As he paused I heard the radio again. Nat King Cole.
“No”
“I’m sorry?”
“No. Look-“
“Norma”
“Look Norma, pretty face, nice figure…”
‘…Straighten up and fly right, cool down, papa, don't you blow your top…
“…More makeup and change the name”
“Name? Yes-no I have one”
“Yeah?”
“Marilyn”
“Marilyn what?”
“Monroe”
“Better. Next”

Saturday, 18 February 2012

My Pedometer reading is high! Many of my footsteps this year have been the first of many - including this - my first Blog.

Currently harrassing my Creative Writing Lecturers via Twitter (another first) and trying to organise my brain somewhat for the weekend ahead. This evening is the wonderful 'Gagging for Attention' at The Cookie Jar performing in Dave's Leicester Comedy Festival. A good watch to prepare myself for my up-coming audition this Sunday in London for Chortle Student Comedy Awards 2012. After this there's no time for a breather as I come back to Leicester and take part as one of the many up-coming commedians doing a set at Alice in the Looking Glass.

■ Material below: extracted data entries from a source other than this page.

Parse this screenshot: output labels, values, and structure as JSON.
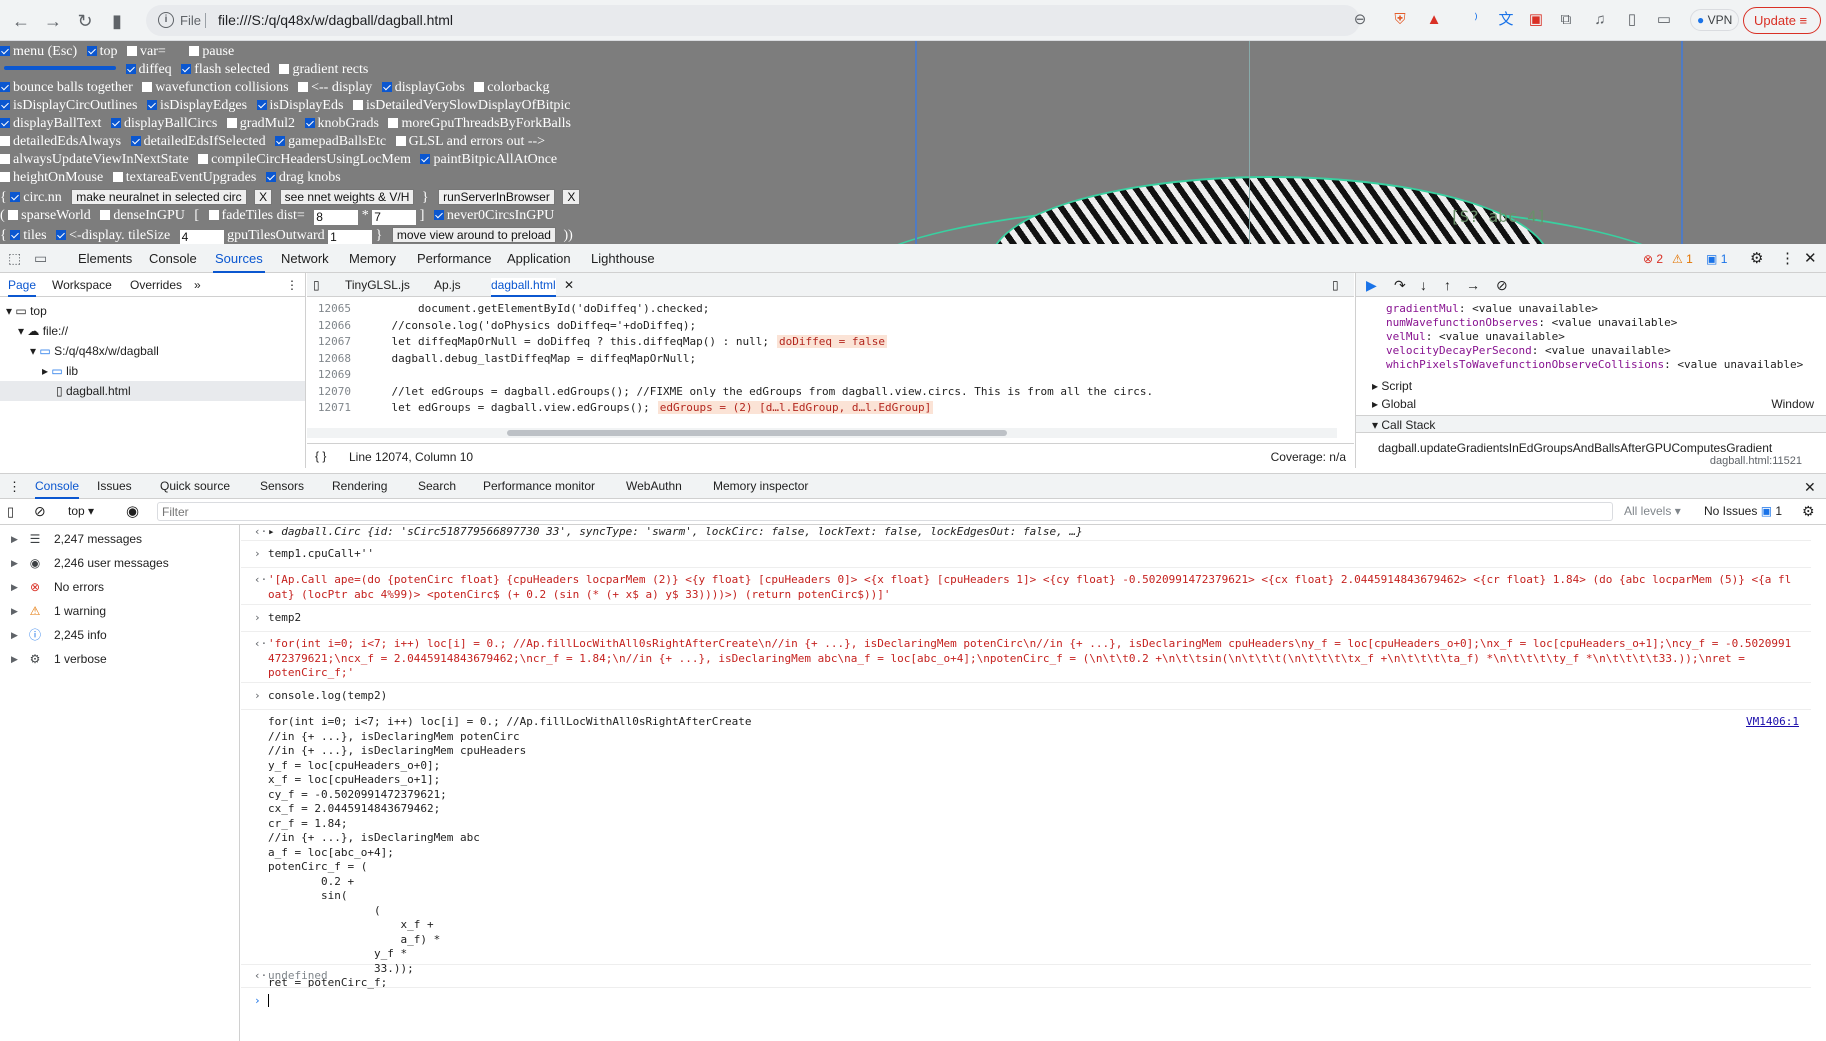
{
  "browser": {
    "file_label": "File",
    "url": "file:///S:/q/q48x/w/dagball/dagball.html",
    "vpn_label": "VPN",
    "update_label": "Update"
  },
  "page": {
    "row1": {
      "menu": "menu (Esc)",
      "top": "top",
      "var": "var=",
      "pause": "pause"
    },
    "row2": {
      "diffeq": "diffeq",
      "flash": "flash selected",
      "gradient": "gradient rects"
    },
    "row3": [
      "bounce balls together",
      "wavefunction collisions",
      "<-- display",
      "displayGobs",
      "colorbackg"
    ],
    "row4": [
      "isDisplayCircOutlines",
      "isDisplayEdges",
      "isDisplayEds",
      "isDetailedVerySlowDisplayOfBitpic"
    ],
    "row5": [
      "displayBallText",
      "displayBallCircs",
      "gradMul2",
      "knobGrads",
      "moreGpuThreadsByForkBalls"
    ],
    "row6": [
      "detailedEdsAlways",
      "detailedEdsIfSelected",
      "gamepadBallsEtc",
      "GLSL and errors out -->"
    ],
    "row7": [
      "alwaysUpdateViewInNextState",
      "compileCircHeadersUsingLocMem",
      "paintBitpicAllAtOnce"
    ],
    "row8": [
      "heightOnMouse",
      "textareaEventUpgrades",
      "drag knobs"
    ],
    "row9": {
      "open": "{",
      "circnn": "circ.nn",
      "btn1": "make neuralnet in selected circ",
      "x1": "X",
      "btn2": "see nnet weights & V/H",
      "close": "}",
      "btn3": "runServerInBrowser",
      "x2": "X"
    },
    "row10": {
      "open": "(",
      "sparse": "sparseWorld",
      "dense": "denseInGPU",
      "bracket": "[",
      "fade": "fadeTiles dist=",
      "dist": "8",
      "star": "*",
      "mult": "7",
      "close": "]",
      "never": "never0CircsInGPU"
    },
    "row11": {
      "open": "{",
      "tiles": "tiles",
      "disp": "<-display. tileSize",
      "tile_size": "4",
      "outward": "gpuTilesOutward",
      "outward_val": "1",
      "close": "}",
      "btn": "move view around to preload",
      "close2": "))"
    },
    "ball_label": "[S? abc 4]"
  },
  "devtools": {
    "tabs": [
      "Elements",
      "Console",
      "Sources",
      "Network",
      "Memory",
      "Performance",
      "Application",
      "Lighthouse"
    ],
    "errors": "2",
    "warnings": "1",
    "messages": "1",
    "nav_tabs": [
      "Page",
      "Workspace",
      "Overrides"
    ],
    "tree": [
      "top",
      "file://",
      "S:/q/q48x/w/dagball",
      "lib",
      "dagball.html"
    ],
    "file_tabs": [
      "TinyGLSL.js",
      "Ap.js",
      "dagball.html"
    ],
    "code": [
      {
        "ln": "12065",
        "code": "        document.getElementById('doDiffeq').checked;",
        "hint": ""
      },
      {
        "ln": "12066",
        "code": "    //console.log('doPhysics doDiffeq='+doDiffeq);",
        "hint": ""
      },
      {
        "ln": "12067",
        "code": "    let diffeqMapOrNull = doDiffeq ? this.diffeqMap() : null;",
        "hint": "doDiffeq = false"
      },
      {
        "ln": "12068",
        "code": "    dagball.debug_lastDiffeqMap = diffeqMapOrNull;",
        "hint": ""
      },
      {
        "ln": "12069",
        "code": "",
        "hint": ""
      },
      {
        "ln": "12070",
        "code": "    //let edGroups = dagball.edGroups(); //FIXME only the edGroups from dagball.view.circs. This is from all the circs.",
        "hint": ""
      },
      {
        "ln": "12071",
        "code": "    let edGroups = dagball.view.edGroups();",
        "hint": "edGroups = (2) [d…l.EdGroup, d…l.EdGroup]"
      }
    ],
    "status": "Line 12074, Column 10",
    "coverage": "Coverage: n/a",
    "scope": [
      {
        "k": "gradientMul",
        "v": "<value unavailable>"
      },
      {
        "k": "numWavefunctionObserves",
        "v": "<value unavailable>"
      },
      {
        "k": "velMul",
        "v": "<value unavailable>"
      },
      {
        "k": "velocityDecayPerSecond",
        "v": "<value unavailable>"
      },
      {
        "k": "whichPixelsToWavefunctionObserveCollisions",
        "v": "<value unavailable>"
      }
    ],
    "script_label": "Script",
    "global_label": "Global",
    "global_val": "Window",
    "callstack_label": "Call Stack",
    "callstack_fn": "dagball.updateGradientsInEdGroupsAndBallsAfterGPUComputesGradient",
    "callstack_loc": "dagball.html:11521"
  },
  "drawer": {
    "tabs": [
      "Console",
      "Issues",
      "Quick source",
      "Sensors",
      "Rendering",
      "Search",
      "Performance monitor",
      "WebAuthn",
      "Memory inspector"
    ],
    "context": "top",
    "filter_placeholder": "Filter",
    "levels": "All levels",
    "issues": "No Issues",
    "issues_count": "1",
    "sidebar": [
      {
        "icon": "list-icon",
        "glyph": "☰",
        "text": "2,247 messages"
      },
      {
        "icon": "user-icon",
        "glyph": "◉",
        "text": "2,246 user messages"
      },
      {
        "icon": "error-icon",
        "glyph": "⊗",
        "text": "No errors"
      },
      {
        "icon": "warning-icon",
        "glyph": "⚠",
        "text": "1 warning"
      },
      {
        "icon": "info-icon",
        "glyph": "ⓘ",
        "text": "2,245 info"
      },
      {
        "icon": "verbose-icon",
        "glyph": "⚙",
        "text": "1 verbose"
      }
    ],
    "console": {
      "l1": "▸ dagball.Circ {id: 'sCirc518779566897730 33', syncType: 'swarm', lockCirc: false, lockText: false, lockEdgesOut: false, …}",
      "l2": "temp1.cpuCall+''",
      "l3a": "'[Ap.Call ape=(do {potenCirc float} {cpuHeaders locparMem (2)} <{y float} [cpuHeaders 0]> <{x float} [cpuHeaders 1]> <{cy float} -0.5020991472379621> <{cx float} 2.0445914843679462> <{cr float} 1.84> (do {abc locparMem (5)} <{a fl",
      "l3b": "oat} (locPtr abc 4%99)> <potenCirc$ (+ 0.2 (sin (* (+ x$ a) y$ 33))))>) (return potenCirc$))]'",
      "l4": "temp2",
      "l5a": "'for(int i=0; i<7; i++) loc[i] = 0.; //Ap.fillLocWithAll0sRightAfterCreate\\n//in {+ ...}, isDeclaringMem potenCirc\\n//in {+ ...}, isDeclaringMem cpuHeaders\\ny_f = loc[cpuHeaders_o+0];\\nx_f = loc[cpuHeaders_o+1];\\ncy_f = -0.5020991",
      "l5b": "472379621;\\ncx_f = 2.0445914843679462;\\ncr_f = 1.84;\\n//in {+ ...}, isDeclaringMem abc\\na_f = loc[abc_o+4];\\npotenCirc_f = (\\n\\t\\t0.2 +\\n\\t\\tsin(\\n\\t\\t\\t(\\n\\t\\t\\t\\tx_f +\\n\\t\\t\\t\\ta_f) *\\n\\t\\t\\t\\ty_f *\\n\\t\\t\\t\\t33.));\\nret =",
      "l5c": "potenCirc_f;'",
      "l6": "console.log(temp2)",
      "log": "for(int i=0; i<7; i++) loc[i] = 0.; //Ap.fillLocWithAll0sRightAfterCreate\n//in {+ ...}, isDeclaringMem potenCirc\n//in {+ ...}, isDeclaringMem cpuHeaders\ny_f = loc[cpuHeaders_o+0];\nx_f = loc[cpuHeaders_o+1];\ncy_f = -0.5020991472379621;\ncx_f = 2.0445914843679462;\ncr_f = 1.84;\n//in {+ ...}, isDeclaringMem abc\na_f = loc[abc_o+4];\npotenCirc_f = (\n        0.2 +\n        sin(\n                (\n                    x_f +\n                    a_f) *\n                y_f *\n                33.));\nret = potenCirc_f;",
      "vm": "VM1406:1",
      "undef": "undefined"
    }
  }
}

That's me as I am now - slightly un-edited and rushed, but nevertheless, here.
The Calm before the 'Comedy Storm'...

Tomorrow I have three minutes to make a crowd full of other comedians - with probably a heck load more experience than me, laugh.
So I've got 'just one question' - Columbo Style. Which of these three topics should I pick to talk about during these three minutes? Now, before I say this I would like to remind you all that this is for comedy purposes, so try and see the funny side yeah? Topic one: My idea for Dragons Den on how to catch Paedophiles, Topic two: A drunk man faced with two lesbians, and Topic three: The fact my mum shaved my head when I was 7, leading neighbours and school teachers alike to believe I had Leukaemia. I think you'll agree when I say it is definitely a tough one.